Male menopause (andropause) involves the hormonal, physiological and chemical changes that occur in all men generally between the ages of 40 and 55.
Approximately 40% of men in their 40s, 50s and 60s will experience some degree of lethargy, depression, increased irritability, mood swings, and difficulty in attaining and sustaining erections that characterize male menopause.
Although the causes of male menopause have not been fully researched, some factors that are known to contribute to this condition are hormone deficiencies, excessive alcohol consumption, smoking, hypertension, prescription and non-prescription medications, poor diet, lack of exercise, poor circulation, and psychological problems. The few doctors who profess to be experts in this area have widely divergent opinions. However, all of the experts do agree that a general decline in male potency at mid-life can be expected in a significant proportion of the male population.

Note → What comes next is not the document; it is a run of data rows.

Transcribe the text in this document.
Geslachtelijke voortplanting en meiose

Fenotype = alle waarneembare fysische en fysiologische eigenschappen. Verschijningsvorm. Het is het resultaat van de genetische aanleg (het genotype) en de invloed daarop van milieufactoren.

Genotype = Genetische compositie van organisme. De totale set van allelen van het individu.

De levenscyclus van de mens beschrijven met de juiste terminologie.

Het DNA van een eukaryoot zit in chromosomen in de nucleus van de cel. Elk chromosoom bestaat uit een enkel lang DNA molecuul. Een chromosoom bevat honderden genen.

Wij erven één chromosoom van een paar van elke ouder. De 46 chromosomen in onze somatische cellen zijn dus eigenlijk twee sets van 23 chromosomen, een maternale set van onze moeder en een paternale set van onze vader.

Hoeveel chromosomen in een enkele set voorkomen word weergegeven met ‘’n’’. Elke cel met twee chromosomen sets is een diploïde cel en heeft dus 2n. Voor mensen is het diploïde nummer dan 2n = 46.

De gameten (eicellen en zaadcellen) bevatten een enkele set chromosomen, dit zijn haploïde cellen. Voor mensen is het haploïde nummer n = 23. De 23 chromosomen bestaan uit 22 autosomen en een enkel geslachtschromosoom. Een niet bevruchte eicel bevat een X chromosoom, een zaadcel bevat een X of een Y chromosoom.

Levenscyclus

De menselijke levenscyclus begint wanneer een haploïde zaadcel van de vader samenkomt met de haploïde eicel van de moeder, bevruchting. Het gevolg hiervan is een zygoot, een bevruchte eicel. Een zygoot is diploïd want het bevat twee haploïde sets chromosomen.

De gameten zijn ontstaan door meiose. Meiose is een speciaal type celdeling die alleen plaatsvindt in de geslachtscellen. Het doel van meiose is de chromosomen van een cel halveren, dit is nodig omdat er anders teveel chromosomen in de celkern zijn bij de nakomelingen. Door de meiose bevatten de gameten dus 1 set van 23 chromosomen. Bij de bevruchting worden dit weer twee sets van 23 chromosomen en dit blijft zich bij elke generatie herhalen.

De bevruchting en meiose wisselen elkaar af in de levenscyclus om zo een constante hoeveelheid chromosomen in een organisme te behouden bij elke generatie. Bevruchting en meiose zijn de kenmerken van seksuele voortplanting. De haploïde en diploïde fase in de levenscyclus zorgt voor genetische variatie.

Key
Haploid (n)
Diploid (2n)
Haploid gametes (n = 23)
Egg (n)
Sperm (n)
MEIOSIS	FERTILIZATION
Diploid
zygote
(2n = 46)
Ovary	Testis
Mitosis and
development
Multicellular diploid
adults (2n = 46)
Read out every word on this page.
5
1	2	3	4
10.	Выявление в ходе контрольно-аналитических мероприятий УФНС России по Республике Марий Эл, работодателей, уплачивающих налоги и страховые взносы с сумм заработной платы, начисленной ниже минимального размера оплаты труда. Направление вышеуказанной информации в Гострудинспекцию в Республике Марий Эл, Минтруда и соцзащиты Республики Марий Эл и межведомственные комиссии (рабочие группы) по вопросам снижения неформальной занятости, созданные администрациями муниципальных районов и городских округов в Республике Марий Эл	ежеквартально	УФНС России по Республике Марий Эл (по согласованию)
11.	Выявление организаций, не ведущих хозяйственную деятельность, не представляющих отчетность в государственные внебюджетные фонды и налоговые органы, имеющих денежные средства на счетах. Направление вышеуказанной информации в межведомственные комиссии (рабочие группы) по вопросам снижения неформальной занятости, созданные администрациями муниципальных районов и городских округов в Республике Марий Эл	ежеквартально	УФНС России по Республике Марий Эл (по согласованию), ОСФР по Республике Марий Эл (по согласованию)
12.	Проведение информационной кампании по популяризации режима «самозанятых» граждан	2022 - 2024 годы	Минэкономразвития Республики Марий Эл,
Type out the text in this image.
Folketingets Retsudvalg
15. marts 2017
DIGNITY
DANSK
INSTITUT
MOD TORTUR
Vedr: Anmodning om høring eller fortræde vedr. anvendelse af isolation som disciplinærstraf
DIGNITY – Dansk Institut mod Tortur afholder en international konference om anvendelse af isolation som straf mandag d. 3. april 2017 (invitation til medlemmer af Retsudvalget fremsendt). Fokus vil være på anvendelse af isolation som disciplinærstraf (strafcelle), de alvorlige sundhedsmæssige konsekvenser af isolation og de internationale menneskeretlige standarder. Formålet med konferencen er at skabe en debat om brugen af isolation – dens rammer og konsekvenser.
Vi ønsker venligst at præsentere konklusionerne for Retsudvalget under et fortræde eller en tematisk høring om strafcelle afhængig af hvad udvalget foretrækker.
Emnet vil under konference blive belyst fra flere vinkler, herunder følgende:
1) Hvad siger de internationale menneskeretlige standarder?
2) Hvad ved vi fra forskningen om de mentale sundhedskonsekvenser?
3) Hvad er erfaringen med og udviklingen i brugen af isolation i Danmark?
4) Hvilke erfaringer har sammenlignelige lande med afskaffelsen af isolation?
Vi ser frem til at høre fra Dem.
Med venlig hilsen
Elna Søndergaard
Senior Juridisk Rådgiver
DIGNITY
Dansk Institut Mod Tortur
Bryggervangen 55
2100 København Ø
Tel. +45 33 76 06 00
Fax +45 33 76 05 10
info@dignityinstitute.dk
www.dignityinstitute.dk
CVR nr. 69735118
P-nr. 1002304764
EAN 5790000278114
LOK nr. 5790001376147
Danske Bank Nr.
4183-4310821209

Many endocrinologists and scientists who have pioneered hormone studies say the phenomenon of male menopause correlates with a decline in testosterone levels. Testosterone is the hormone that stimulates sexual development in the male infant, bone and muscle growth in man and is responsible for sexual drive.
Low testosterone has been found to cause fatigue, depression, loss of concentration, as well as decreased muscle strength and endurance. Testosterone is more important in libido or sex drive than in the erectile mechanism. Men with low testosterone levels will have problems with erections.
Total serum testosterone should be > 350 ng/dl. 200 ng/dl to 349 ng/dl require further evaluation.
Free testosterone levels need to be measured to assess the available (unbound) testosterone in the body.